Location: Lower Mainland British Columbia Canada Zone 8a/ Manchester Jamaica
posted 6 years ago
I don't see any theoretical problems to the mix just don't think your balancing ph, more than your adding lime to your coffee as a additional nutrient. a 50/50 mix could be disastrous, same thing goes with how you apply it, ash on the leaves kills spiders and acute foliar application could really screw up plants. On the flip side if you can apply it onto mulch the ash will boost the coffee's slug repellancy while dry and slowly at potash as water leaches it through the soil layers. I can't seem to do anything delicately so i usually throw grounds at the plants in the rain hoping to hit slugs in the face and let the rain wash it down. I figure why put it where slugs might be, put it where there going so each time the climb it falls in their face. I wonder if at the right moisture would coffee help bind up the ash so it's less mobile, or would it just destroy the bacteria that the worms are actually feeding on when they go at coffee grounds.

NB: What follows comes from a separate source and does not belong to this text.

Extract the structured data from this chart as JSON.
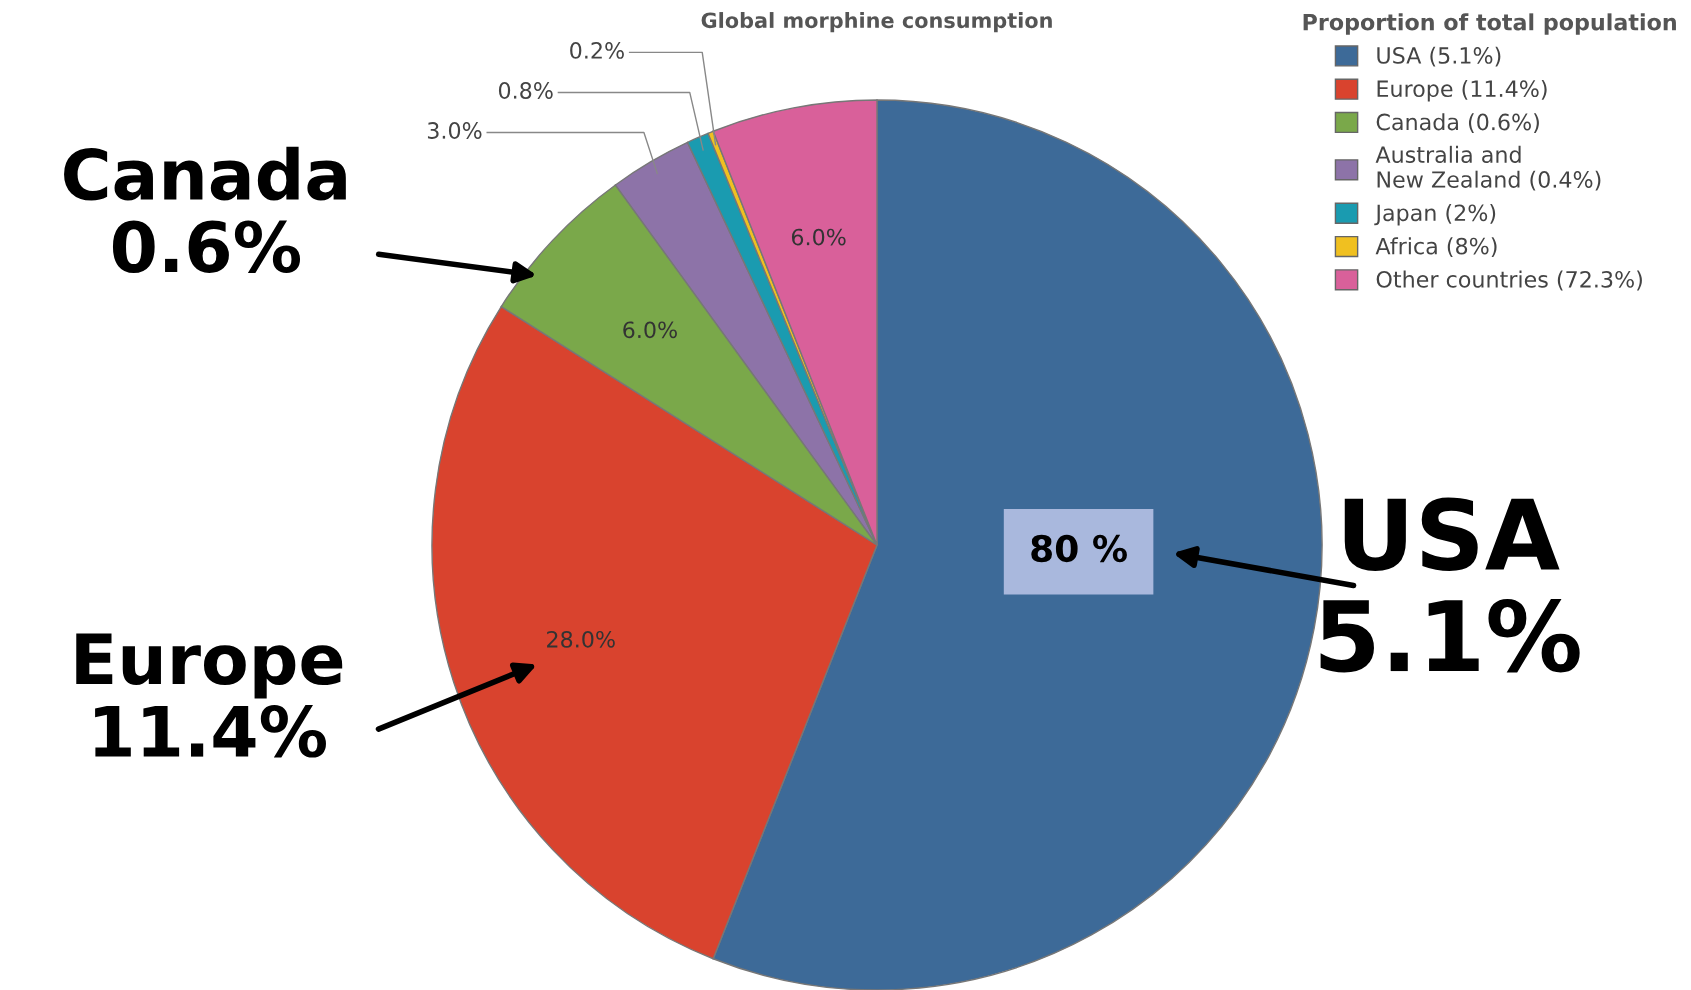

The nice thing about both wood ash and coffee grounds are their nice small structure and especially their spread ability. They can be spread upon grass or garden as is with no composting. The only reason to compost them would be to bulk up the compost or to inoculate the wood ash or coffee grounds with a mix of bacteria and other wee beasties to better spread them around to work for you. Mixing the two and then spreading would be even better due to more even distribution of both. Maybe half right out into the garden and half into the compost. First post. I think I was nice. Being nice is not in my nature. It was hard work.
Location: North Fork, CA. USDA Zone 9a, Heat Zone 8, 37 degrees North, Sunset 7/9, elevation 2600 feet
The great thing about composting them is that if there is too high a concentration of some nutrient the process mixes this in and distributes it evenly through much of the compost thus eliminating any chance of burning your plants.